Later this month, Nevada historians and water district officials intend to announce their vision for the new state museum, which will be completed about a year after the preserve opens.
At 69,000 square feet, it will have twice as much exhibit space, said museum Director Greta Brunschwyler.
"This is a huge step forward. This will be much more visitor-friendly than what we have now," she said Thursday.
"We're going to bring a statewide perspective on natural history to the Springs Preserve and show how water has shaped our history," Brunschwyler said.
Springs Preserve Director Francis Beland said the museum will broaden visitor opportunities at the preserve.

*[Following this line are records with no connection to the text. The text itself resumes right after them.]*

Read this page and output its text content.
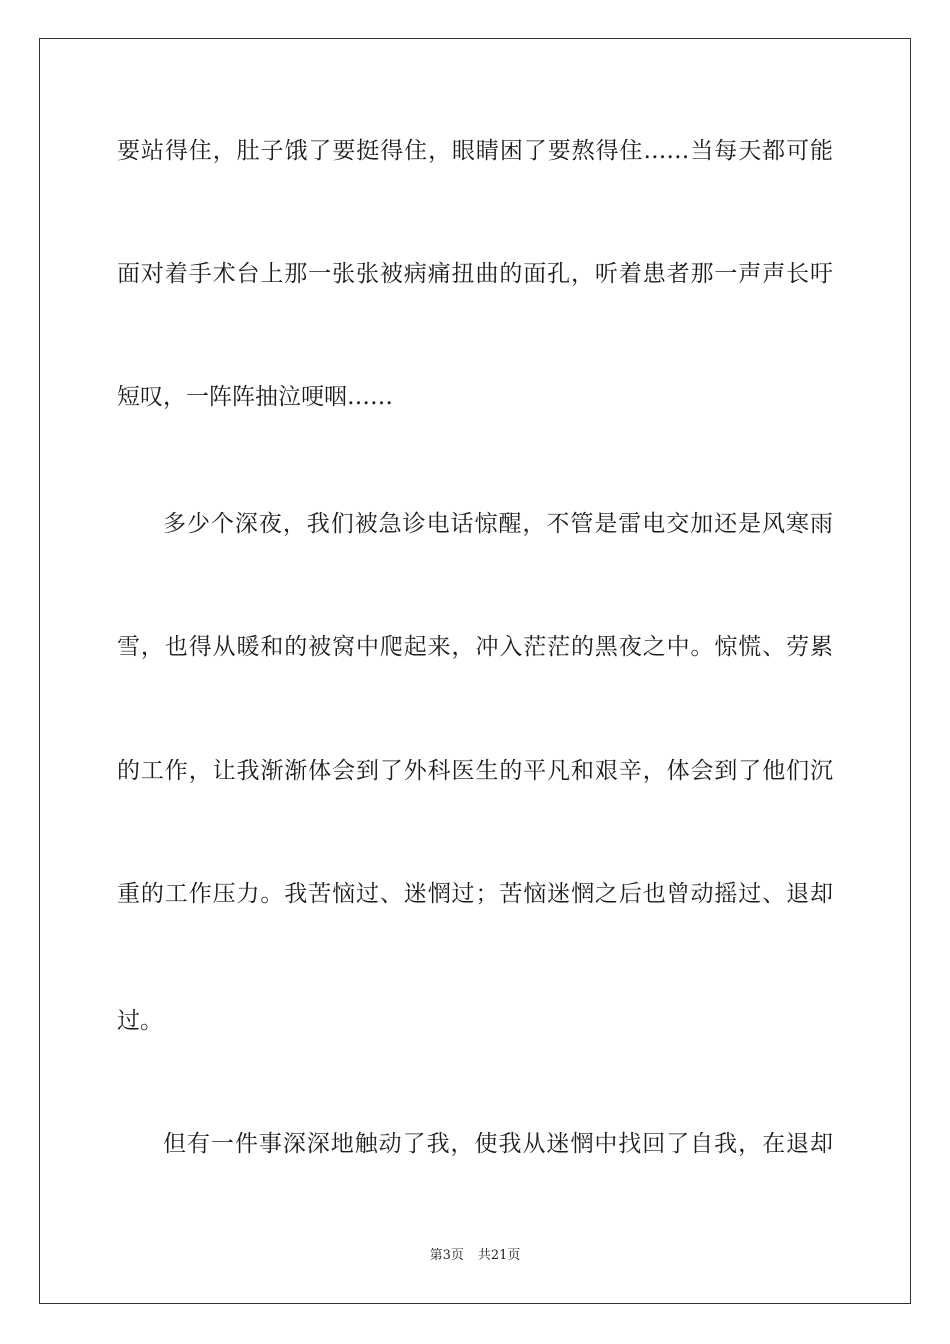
要站得住，肚子饿了要挺得住，眼睛困了要熬得住……当每天都可能
面对着手术台上那一张张被病痛扭曲的面孔，听着患者那一声声长吁
短叹，一阵阵抽泣哽咽……
多少个深夜，我们被急诊电话惊醒，不管是雷电交加还是风寒雨
雪，也得从暖和的被窝中爬起来，冲入茫茫的黑夜之中。惊慌、劳累
的工作，让我渐渐体会到了外科医生的平凡和艰辛，体会到了他们沉
重的工作压力。我苦恼过、迷惘过；苦恼迷惘之后也曾动摇过、退却
过。
但有一件事深深地触动了我，使我从迷惘中找回了自我，在退却
第3页 共21页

"I think one of the most important things of the state museum is that it gives us a bigger view of history in Nevada. Now we can look at the entire perspective," he said Friday.

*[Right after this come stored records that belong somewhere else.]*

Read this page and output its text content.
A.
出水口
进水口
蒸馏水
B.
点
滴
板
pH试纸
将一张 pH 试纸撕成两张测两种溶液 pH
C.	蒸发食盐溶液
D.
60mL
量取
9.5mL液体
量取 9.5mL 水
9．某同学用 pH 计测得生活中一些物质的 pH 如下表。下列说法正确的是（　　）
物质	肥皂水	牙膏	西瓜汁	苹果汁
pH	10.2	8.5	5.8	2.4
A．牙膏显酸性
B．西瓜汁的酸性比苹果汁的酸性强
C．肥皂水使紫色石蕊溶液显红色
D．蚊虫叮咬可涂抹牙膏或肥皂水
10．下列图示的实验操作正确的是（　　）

Beland estimates the museum will increase the size of exhibit space at Springs Preserve by 30 percent.
"They have an amazing collection. It's a historical capsule that was missing," he said.

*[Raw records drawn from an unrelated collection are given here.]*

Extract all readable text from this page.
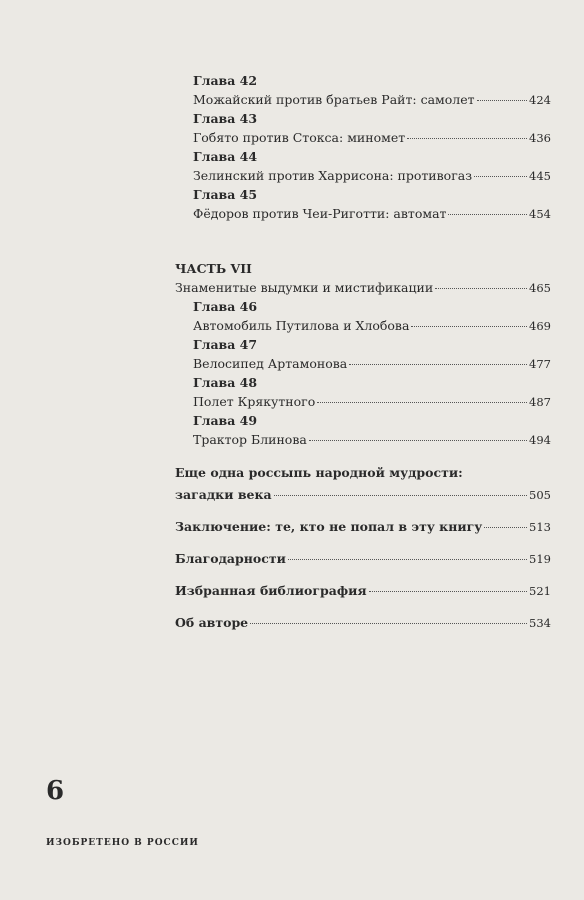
Глава 42
Можайский против братьев Райт: самолет	424
Глава 43
Гобято против Стокса: миномет	436
Глава 44
Зелинский против Харрисона: противогаз	445
Глава 45
Фёдоров против Чеи-Риготти: автомат	454
ЧАСТЬ VII
Знаменитые выдумки и мистификации	465
Глава 46
Автомобиль Путилова и Хлобова	469
Глава 47
Велосипед Артамонова	477
Глава 48
Полет Крякутного	487
Глава 49
Трактор Блинова	494
Еще одна россыпь народной мудрости:
загадки века	505
Заключение: те, кто не попал в эту книгу	513
Благодарности	519
Избранная библиография	521
Об авторе	534
6
ИЗОБРЕТЕНО В РОССИИ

In addition to the museum's exhibits, the $250 million Springs Preserve will feature galleries on Southern Nevada's geology and its ancient and more recent history spanning American Indian life, the railroad and Hoover Dam.
The preserve also will feature the environmentally friendly Desert Living Center, botanical gardens, amphitheaters, concert venues, a restaurant, playground and eventually an interpretative trail system that winds through the site.
One path that flares off of Ravine Walk, with rocks molded after those at Valley of Fire, will lead to the Nevada State Museum in the north-central part of the site.
The site is the city's namesake and has been on the National Register of Historic Places since 1978.
Translated to English, Las Vegas means "the meadows." It specifically refers to the marshland where American Indians and eventually settlers and travelers on the Old Spanish Trail came to get water from three springs known as "Big, Middle and Little," said Springs Preserve spokesman Jesse Davis.
"Being able to show the history of the site has never been done to the degree we've created where visitors can come and have a well-rounded experience," he said.
The preserve will include a live animal exhibit of desert critters, Davis said. Among them will be native species such as snakes, bats, lizards, Gila monsters, rabbits, kit foxes and the Mojave Desert tortoise.
"The task is not to be a zoo," he said.
In one gallery, 5,000 gallons of recycled water will be dropped in an instant, creating a flash flood experience.
Besides becoming a destination for student field trips, the preserve will accommodate the concert-going crowd.
"We want to provide a fun experience for people," Davis said. "The broader the audience, the more people we can expose to our education, too."
The interpretative trails, expected to open in 2008, will wind through areas where historical structures have been preserved.
"When built out, there will be 21/2 miles of trails open to the public, free," Davis said.